Collagen Butter Coffee
Replace MCT oil with 1 scoop collagen peptides. The collagen also emulsifies well and adds protein. Popular with people who want both fat and protein without dairy.
Common Mistakes
Using a fork or spoon instead of a blender. The fat will not emulsify. You will get an oily layer on top of the coffee that tastes unpleasant.
Using too much MCT oil to start. One tablespoon of MCT oil on an empty stomach frequently causes digestive issues in people new to it. Start with one teaspoon.
Using salted butter. It tastes wrong — salty and savory in a way that conflicts with coffee. Always use unsalted.
Using cold or room-temperature coffee. The fat needs to be warm to emulsify properly. Use freshly brewed hot coffee.
Expecting it to taste like a latte. Butter coffee is creamy and rich but has no sweetness and no milk proteins. It tastes like coffee with a silky fat texture, not a café latte. If you want sweetness, add a few drops of liquid stevia.

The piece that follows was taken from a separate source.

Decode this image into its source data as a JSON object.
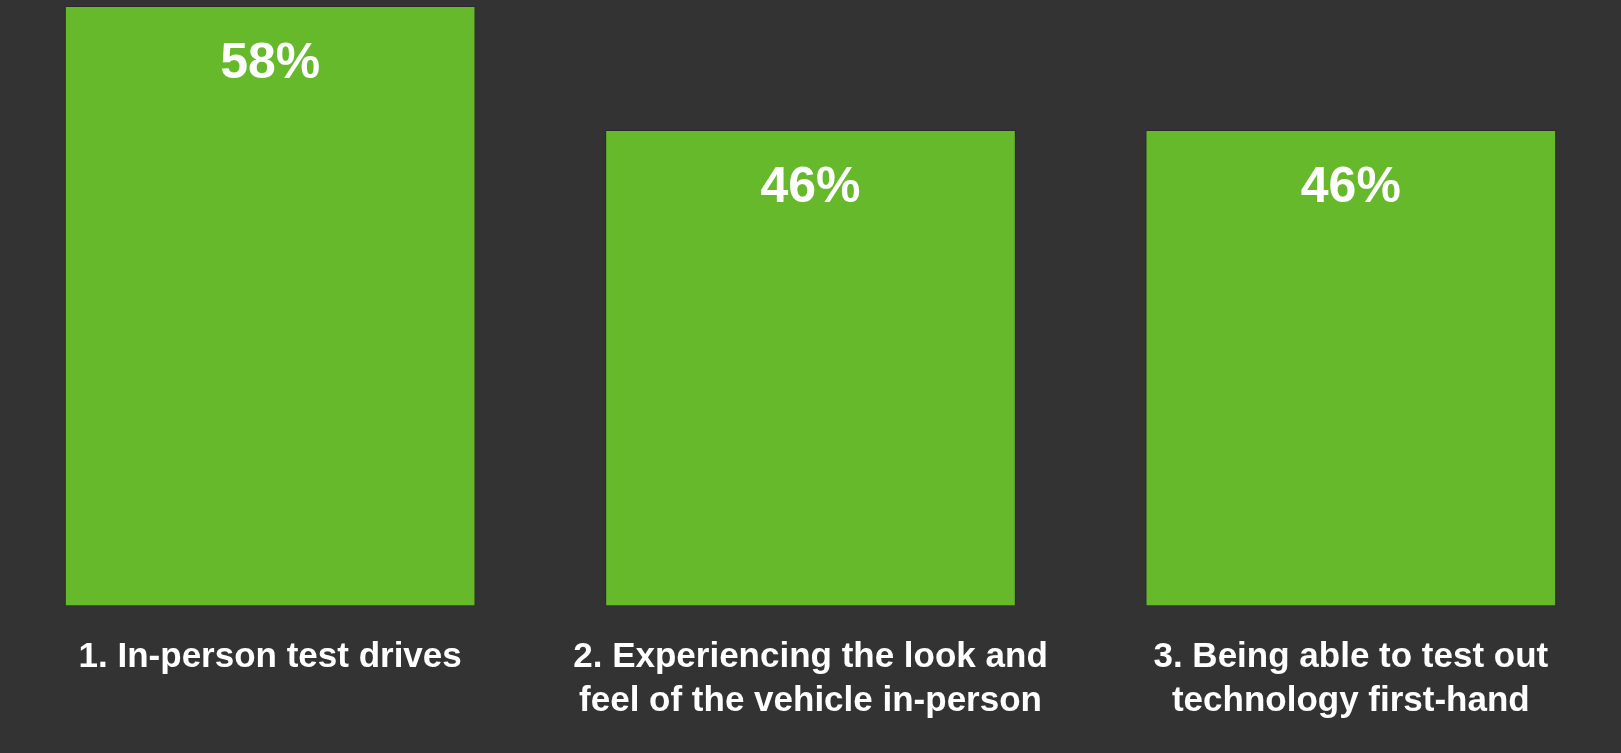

Frequently Asked Questions
What does butter coffee taste like? Creamy, rich, and full-bodied — similar to coffee with heavy cream but without the dairy sweetness. The fat coats the palate and reduces perceived bitterness. Most people find it noticeably smoother than black coffee.
Is butter coffee the same as bulletproof coffee? Yes, functionally. “Bulletproof Coffee” is Dave Asprey’s branded version of butter coffee, which specifies grassfed butter and his specific MCT oil product. Butter coffee is the generic term. The drink is the same.
Can you make butter coffee without a blender? You can use an immersion (stick) blender in a tall mug. You cannot make it without any mechanical mixing — the fat will not emulsify with a spoon and the result is unpleasant.
Is butter coffee keto-friendly? Yes. Butter coffee contains no carbohydrates, only fat and negligible protein. It is commonly used during ketogenic diets and intermittent fasting windows.
Does butter coffee break a fast? Technically yes — it contains calories (300–450 depending on portions). Whether it “breaks” a fast in the sense that matters depends on your fasting goal. It will not trigger an insulin spike (it contains no carbohydrates), so it is compatible with ketogenic fasting. It is not compatible with caloric restriction fasting.
Can I use regular coffee or does it have to be specialty beans? Any coffee works. The fat in butter coffee is rich enough to mask lower-quality beans. That said, a good-quality medium roast or light roast will taste noticeably better.